1940. январь, больница Хайленд
Я до сих пор вспоминаю тот прекрасный вечер, пахший жимолостью и глицинией, вспоминаю ту безрассудную ночь со смешанным чувством благодарности и смущения: сексуальное напряжение быстро стало невыносимым. Сквозь дымку алкоголя мне вдруг показалось — причем так ясно, что я ощутила сильнейшую боль, — что восемь молодых людей, без конца хватавших друг друга, щипавшихся, лезших друг к другу с поцелуями, пускавших пыль в глаза, бросавших грубые слова и вновь пускавшихся целоваться, уже не в щеки, а в губы, да так шумно, словно этот шум был для них признаком мужественности, — что все они еще невинны. Занятые друг другом, они забыли про меня. Именно об этом они стали говорить на следующий день, едва ворочая деревянными языками.
Утром, все еще не осознавая, почему мои чувства так обострены, я отправилась к городскому ювелиру и в знак благодарности Скотту попросила выгравировать на серебряной фляге фразу на французском языке:
«Не забывай меня».
Эта замечательная фляга долго служила ему; странный и преступный подарок — если хорошенько вдуматься. Скотт часто терял ее и, проклиная себя за то, что фляга могла выпасть из кармана куртки, как сумасшедший бросался на поиски. Он мог вернуться в оставленные полчаса назад номер отеля, комнату в доме. Было заметно, как с каждой минутой растет его беспокойство, но что за беспокойство это было на самом деле? Боязнь потерять дорогой сердцу предмет или страх утратить то, что внутри, — джин, виски или контрабандный бурбон?

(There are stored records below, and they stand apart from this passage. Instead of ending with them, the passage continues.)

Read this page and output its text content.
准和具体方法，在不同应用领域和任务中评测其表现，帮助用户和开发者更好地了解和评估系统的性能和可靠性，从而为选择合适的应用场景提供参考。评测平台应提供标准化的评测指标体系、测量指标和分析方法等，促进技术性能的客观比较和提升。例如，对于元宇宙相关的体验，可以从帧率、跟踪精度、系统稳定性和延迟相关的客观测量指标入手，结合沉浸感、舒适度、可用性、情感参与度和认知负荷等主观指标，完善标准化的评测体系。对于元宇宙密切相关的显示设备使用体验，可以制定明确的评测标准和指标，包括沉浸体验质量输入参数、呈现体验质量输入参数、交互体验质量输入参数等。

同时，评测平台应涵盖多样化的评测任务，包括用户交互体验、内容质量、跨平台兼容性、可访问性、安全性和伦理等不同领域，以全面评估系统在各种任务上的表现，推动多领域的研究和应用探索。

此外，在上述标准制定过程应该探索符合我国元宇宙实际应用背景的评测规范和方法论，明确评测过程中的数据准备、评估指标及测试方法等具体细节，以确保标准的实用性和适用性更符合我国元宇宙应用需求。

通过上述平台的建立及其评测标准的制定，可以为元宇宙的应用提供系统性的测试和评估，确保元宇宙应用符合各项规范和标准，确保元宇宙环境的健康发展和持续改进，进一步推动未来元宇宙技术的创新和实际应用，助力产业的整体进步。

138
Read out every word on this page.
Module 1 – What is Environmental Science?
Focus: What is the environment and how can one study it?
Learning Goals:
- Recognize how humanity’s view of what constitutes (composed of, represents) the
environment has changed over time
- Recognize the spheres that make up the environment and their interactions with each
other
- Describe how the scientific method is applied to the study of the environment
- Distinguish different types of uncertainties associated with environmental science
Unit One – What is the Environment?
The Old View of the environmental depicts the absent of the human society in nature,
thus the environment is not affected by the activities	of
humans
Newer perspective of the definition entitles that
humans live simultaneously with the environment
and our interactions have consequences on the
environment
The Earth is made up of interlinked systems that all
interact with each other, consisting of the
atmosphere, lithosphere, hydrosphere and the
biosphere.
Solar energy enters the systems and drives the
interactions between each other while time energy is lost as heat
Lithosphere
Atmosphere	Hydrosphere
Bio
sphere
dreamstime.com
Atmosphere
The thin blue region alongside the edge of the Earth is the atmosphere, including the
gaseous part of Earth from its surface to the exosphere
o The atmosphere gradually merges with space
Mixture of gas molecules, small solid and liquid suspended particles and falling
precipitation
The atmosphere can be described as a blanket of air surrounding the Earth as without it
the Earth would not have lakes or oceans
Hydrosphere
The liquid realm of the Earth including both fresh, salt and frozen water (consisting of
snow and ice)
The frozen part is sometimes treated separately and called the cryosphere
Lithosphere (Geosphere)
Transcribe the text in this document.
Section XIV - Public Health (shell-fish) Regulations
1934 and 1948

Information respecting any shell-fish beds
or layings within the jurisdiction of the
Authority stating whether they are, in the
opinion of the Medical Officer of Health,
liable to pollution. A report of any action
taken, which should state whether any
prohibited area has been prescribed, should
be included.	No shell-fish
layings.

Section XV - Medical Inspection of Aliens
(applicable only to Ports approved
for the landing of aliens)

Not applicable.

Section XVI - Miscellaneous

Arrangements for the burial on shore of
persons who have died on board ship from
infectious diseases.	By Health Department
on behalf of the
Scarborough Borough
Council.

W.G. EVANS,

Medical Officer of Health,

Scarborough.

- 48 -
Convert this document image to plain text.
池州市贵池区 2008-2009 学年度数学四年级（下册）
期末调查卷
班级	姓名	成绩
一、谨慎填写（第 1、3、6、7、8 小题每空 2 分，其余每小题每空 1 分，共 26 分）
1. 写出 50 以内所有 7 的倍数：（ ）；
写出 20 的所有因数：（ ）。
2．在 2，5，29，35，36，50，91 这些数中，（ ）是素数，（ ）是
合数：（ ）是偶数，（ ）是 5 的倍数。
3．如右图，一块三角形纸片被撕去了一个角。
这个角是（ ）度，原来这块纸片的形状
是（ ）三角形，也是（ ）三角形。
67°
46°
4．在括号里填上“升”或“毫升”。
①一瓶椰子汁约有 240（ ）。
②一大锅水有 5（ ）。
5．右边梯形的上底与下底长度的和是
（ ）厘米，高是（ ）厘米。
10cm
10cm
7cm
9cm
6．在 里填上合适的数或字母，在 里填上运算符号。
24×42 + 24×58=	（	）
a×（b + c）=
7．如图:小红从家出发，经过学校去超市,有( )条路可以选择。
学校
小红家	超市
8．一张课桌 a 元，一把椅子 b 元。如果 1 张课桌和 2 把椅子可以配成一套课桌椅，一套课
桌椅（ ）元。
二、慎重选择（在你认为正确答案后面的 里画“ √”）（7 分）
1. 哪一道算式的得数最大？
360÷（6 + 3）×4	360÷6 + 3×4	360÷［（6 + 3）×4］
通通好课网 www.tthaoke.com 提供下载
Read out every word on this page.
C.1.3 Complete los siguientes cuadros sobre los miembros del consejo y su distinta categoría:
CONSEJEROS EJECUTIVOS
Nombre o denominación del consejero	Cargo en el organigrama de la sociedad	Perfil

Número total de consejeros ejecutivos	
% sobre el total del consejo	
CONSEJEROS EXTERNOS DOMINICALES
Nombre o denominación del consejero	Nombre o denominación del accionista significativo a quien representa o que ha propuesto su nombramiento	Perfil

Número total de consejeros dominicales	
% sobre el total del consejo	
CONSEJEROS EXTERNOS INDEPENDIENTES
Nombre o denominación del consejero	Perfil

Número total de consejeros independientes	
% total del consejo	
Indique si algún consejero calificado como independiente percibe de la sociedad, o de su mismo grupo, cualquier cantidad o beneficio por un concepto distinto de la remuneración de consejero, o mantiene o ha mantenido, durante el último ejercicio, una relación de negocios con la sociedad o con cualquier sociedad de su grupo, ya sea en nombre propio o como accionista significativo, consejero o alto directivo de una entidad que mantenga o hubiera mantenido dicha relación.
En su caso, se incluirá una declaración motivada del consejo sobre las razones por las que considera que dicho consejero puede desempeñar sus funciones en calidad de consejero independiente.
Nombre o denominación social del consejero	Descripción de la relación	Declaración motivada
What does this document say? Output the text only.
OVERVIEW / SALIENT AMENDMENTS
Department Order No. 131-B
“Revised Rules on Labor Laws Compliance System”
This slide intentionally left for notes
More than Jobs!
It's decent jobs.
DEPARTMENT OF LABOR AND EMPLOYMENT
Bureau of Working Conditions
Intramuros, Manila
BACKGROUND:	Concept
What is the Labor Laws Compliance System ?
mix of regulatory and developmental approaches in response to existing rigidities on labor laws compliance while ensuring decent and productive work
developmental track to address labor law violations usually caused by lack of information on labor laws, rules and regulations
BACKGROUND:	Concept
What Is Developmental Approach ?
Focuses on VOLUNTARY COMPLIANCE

«Не забывай меня»: не на дне ли фляги скрывалась истина? Пьют ведь и для того, чтобы помнить, и для того, чтобы забыть. Две стороны одной медали, но медали не за отвагу, а за пережитые несчастья.
О, я замолкаю! Сделаем паузу. Человек в белом халате вмешивается в мои размышления, чтобы с помощью ваты и эфира добавить моей памяти провалов.